Sueddeutsche Zeitung:
  • Saudi Arabia Says Russia Joining Religious War in Syria. Russia is getting involved in a religious war by fighting alongside Iran and Syrian President Bashar Al-Assad, Saudi Arabian Foreign Minister Adel Al-Jubeir said in an interview. Not in Russia's benefit to signal to its Sunni Muslim population that it's fighting alongside Shi'ite Muslims. Assad's grip on Syria not tenable, he'll be gone in "three months, six months or three years". Saudi Arabia willing to participate in ground combat in Syria if anti-IS coalition decides that's necessary.
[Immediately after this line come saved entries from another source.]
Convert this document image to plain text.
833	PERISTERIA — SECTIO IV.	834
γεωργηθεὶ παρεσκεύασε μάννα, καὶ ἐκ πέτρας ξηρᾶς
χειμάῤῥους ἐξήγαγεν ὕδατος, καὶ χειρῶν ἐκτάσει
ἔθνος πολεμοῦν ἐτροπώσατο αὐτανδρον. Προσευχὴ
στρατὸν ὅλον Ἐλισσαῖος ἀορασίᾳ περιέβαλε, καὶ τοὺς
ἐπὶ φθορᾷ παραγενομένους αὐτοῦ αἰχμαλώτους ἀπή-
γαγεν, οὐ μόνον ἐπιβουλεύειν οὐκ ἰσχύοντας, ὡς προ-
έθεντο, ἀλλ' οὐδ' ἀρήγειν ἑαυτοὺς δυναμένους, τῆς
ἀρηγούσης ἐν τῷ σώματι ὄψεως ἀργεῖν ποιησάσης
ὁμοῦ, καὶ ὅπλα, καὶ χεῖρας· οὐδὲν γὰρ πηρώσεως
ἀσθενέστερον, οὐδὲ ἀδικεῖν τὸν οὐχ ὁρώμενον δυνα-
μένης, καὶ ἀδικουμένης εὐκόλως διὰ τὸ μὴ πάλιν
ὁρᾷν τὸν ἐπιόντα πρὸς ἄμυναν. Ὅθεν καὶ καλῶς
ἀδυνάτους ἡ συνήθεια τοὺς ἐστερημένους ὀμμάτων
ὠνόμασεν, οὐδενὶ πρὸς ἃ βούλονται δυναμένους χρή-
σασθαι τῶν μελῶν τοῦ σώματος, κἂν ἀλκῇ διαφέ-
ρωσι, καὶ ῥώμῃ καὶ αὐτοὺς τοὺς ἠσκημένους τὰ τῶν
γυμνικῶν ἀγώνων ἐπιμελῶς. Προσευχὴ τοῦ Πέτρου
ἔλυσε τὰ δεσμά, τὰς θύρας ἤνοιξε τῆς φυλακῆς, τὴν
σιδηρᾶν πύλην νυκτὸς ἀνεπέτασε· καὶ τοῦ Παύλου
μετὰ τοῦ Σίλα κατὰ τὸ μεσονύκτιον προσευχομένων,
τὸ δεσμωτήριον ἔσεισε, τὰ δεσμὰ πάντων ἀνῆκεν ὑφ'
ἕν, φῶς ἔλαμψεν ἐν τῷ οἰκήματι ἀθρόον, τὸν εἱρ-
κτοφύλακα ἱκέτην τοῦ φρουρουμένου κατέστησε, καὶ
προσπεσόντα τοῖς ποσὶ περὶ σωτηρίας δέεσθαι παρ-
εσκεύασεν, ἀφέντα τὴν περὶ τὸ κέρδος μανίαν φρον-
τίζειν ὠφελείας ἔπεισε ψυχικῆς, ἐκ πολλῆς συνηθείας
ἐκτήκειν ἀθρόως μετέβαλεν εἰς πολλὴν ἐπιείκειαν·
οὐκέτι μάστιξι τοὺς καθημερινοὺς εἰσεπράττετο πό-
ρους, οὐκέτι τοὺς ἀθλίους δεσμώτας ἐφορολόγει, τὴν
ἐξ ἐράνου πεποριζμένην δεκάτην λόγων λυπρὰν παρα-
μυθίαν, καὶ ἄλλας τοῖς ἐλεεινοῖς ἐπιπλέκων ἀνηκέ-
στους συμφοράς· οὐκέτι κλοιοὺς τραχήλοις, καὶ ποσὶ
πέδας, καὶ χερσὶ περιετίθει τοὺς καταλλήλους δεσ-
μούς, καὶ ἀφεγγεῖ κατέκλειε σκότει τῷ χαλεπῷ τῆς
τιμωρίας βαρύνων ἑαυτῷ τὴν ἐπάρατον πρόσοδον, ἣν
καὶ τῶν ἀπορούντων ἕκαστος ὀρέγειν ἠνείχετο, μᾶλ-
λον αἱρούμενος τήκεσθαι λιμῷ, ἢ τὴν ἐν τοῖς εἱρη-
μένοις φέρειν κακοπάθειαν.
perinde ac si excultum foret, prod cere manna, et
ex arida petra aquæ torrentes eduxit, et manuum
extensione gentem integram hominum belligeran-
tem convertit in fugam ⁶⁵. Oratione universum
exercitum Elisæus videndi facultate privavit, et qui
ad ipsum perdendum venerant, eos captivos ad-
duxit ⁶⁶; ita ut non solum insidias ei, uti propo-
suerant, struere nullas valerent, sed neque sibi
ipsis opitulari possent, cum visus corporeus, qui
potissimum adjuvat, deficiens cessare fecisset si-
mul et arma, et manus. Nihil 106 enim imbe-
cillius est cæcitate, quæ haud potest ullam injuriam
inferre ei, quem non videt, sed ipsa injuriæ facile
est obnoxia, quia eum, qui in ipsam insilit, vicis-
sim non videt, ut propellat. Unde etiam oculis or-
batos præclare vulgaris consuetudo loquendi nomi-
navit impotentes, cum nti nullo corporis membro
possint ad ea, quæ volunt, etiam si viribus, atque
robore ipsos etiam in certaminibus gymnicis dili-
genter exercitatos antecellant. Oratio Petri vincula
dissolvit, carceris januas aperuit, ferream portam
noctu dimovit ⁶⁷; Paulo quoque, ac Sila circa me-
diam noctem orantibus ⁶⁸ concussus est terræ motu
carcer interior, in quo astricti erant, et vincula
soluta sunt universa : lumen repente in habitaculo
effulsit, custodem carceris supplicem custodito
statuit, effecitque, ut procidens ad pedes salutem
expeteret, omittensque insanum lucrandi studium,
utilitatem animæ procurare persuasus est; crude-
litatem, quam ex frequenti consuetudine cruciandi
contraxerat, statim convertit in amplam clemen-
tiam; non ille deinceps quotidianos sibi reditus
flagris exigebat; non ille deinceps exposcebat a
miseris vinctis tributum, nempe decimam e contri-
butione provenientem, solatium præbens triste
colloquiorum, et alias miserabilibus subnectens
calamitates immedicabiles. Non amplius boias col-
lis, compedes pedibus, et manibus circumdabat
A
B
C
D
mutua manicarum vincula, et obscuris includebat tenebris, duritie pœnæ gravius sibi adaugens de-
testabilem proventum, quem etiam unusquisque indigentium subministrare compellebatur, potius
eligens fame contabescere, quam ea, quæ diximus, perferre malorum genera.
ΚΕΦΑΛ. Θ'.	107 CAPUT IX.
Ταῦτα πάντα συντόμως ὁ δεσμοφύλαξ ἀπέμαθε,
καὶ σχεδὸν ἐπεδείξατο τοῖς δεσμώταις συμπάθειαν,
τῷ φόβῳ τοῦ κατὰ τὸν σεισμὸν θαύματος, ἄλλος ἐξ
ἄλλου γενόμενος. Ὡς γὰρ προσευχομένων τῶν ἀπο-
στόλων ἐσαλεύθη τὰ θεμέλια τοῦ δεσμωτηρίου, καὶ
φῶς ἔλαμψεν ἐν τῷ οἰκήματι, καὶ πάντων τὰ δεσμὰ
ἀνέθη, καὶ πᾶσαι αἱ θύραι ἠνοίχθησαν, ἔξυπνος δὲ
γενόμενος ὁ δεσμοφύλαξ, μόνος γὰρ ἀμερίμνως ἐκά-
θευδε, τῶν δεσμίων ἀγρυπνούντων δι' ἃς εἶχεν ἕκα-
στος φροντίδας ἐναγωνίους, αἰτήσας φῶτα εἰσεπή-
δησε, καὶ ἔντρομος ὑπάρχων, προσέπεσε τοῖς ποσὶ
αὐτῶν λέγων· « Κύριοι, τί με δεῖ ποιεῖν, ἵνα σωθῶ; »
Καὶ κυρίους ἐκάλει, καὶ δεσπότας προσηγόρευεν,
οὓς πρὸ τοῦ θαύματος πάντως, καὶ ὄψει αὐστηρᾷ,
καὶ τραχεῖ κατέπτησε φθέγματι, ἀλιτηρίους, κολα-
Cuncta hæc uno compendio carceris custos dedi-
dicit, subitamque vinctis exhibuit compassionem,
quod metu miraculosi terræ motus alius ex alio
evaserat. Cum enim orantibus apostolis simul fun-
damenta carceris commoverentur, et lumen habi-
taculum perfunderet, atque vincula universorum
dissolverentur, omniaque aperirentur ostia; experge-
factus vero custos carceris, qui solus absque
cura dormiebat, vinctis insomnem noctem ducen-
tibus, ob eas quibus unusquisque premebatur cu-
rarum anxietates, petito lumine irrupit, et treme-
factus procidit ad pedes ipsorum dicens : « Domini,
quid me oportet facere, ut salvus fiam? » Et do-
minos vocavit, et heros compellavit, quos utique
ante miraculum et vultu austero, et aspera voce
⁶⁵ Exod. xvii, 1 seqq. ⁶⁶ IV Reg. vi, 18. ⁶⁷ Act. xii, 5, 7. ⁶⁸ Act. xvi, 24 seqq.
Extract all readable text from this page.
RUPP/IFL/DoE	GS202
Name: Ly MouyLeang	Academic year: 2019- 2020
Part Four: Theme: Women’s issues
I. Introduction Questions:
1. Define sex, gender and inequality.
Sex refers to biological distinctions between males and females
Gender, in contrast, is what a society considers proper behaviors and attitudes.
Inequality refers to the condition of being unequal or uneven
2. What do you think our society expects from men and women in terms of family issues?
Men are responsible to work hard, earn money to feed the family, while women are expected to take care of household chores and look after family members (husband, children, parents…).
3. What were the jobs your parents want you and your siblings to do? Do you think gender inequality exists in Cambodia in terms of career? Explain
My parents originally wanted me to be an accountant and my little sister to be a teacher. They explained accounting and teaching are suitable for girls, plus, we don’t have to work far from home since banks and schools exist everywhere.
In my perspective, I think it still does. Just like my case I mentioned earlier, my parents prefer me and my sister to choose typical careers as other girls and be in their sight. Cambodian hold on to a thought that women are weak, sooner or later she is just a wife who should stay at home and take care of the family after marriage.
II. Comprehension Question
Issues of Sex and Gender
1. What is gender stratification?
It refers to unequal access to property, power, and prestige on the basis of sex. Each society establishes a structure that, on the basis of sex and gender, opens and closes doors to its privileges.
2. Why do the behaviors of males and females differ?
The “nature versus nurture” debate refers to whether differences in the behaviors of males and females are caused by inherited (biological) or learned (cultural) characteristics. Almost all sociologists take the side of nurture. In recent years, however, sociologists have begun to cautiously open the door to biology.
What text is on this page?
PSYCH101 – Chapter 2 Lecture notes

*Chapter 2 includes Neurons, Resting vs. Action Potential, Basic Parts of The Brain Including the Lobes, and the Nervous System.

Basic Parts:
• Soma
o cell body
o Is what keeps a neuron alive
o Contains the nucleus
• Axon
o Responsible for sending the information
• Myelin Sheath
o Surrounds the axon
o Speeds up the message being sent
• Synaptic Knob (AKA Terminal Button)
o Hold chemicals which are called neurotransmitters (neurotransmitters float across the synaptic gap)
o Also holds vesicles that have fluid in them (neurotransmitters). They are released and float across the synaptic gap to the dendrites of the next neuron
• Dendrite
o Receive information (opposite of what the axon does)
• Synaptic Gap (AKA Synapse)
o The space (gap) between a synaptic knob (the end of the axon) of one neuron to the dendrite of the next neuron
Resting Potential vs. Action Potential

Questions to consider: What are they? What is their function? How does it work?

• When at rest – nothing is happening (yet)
  • PBOC Zhou Says Outflows Need Not Be Capital Flight. China has ample reserves to ensure payments and defend yuan stability, PBOC Governor Zhou Xiaochuan says in an interview. No basis for continued yuan devaluation. No need to worry about short-term decline in forex reserves. Zhou dismisses rumors on China tightening capital controls. Rumors designed to shake confidence, benefit speculation, he said. China won't allow speculation lead market sentiment.